Tuesday, August 29, 2006

We leave for chicago two weeks from tomorrow and will be there for 2 weeks, back to texas, then on to D.C. for 6 weeks or so, Lord willing.
Still seems God is hitting home deeper deeper deeper what it means to truly stop. to cease my ideas and plans and scheming in my head and just stop. To stoop down in the dirt on my knees, and empty my hands- lay it all down and then pick up 1 thing and 1 thing alone: Him. and this is teaching me that it's very typical of this above and beyond God of mine to then insist that I muster up the faith/trust to ask Him for the very good and perfect things He desires for me to ask Daddy for. Because what are heart's desires but very good blessings God gets a kick out out of giving those kids He knows are centered and consumed with Him. He is not threatened by abundance and superfluous, nor should I be.
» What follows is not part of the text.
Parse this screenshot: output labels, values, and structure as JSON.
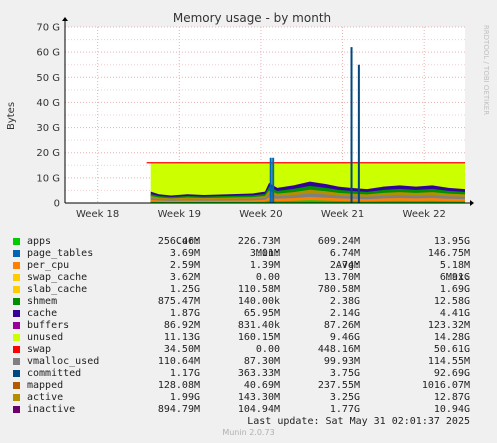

And for His sake, I am refusing fear and the assumption of the worst in an attempt to take care of my own heart and am declaring from this day onward that He is my hope and safe place, my Home to rest and be myself and laugh and be taken care of and loved. I'm tired of hurting His heart by putting up walls and living thngs out halfway. Fear of anything but Him is pure stupidity and straight up sin and must be fought with the fierceness and passion that God requires of those who love Him.
He has never hurt me and that's all I need to rest my hat on. All. You can throw your whole entire self into the God-basket and then let yourself rest, knowing you'll never get betrayed, wounded, or walked out on.
This is the day, this is the one He made for us. Tomorrow doesn't own you, nor does the past. God alone rightfully, legally owns you. And in this our hearts find peace.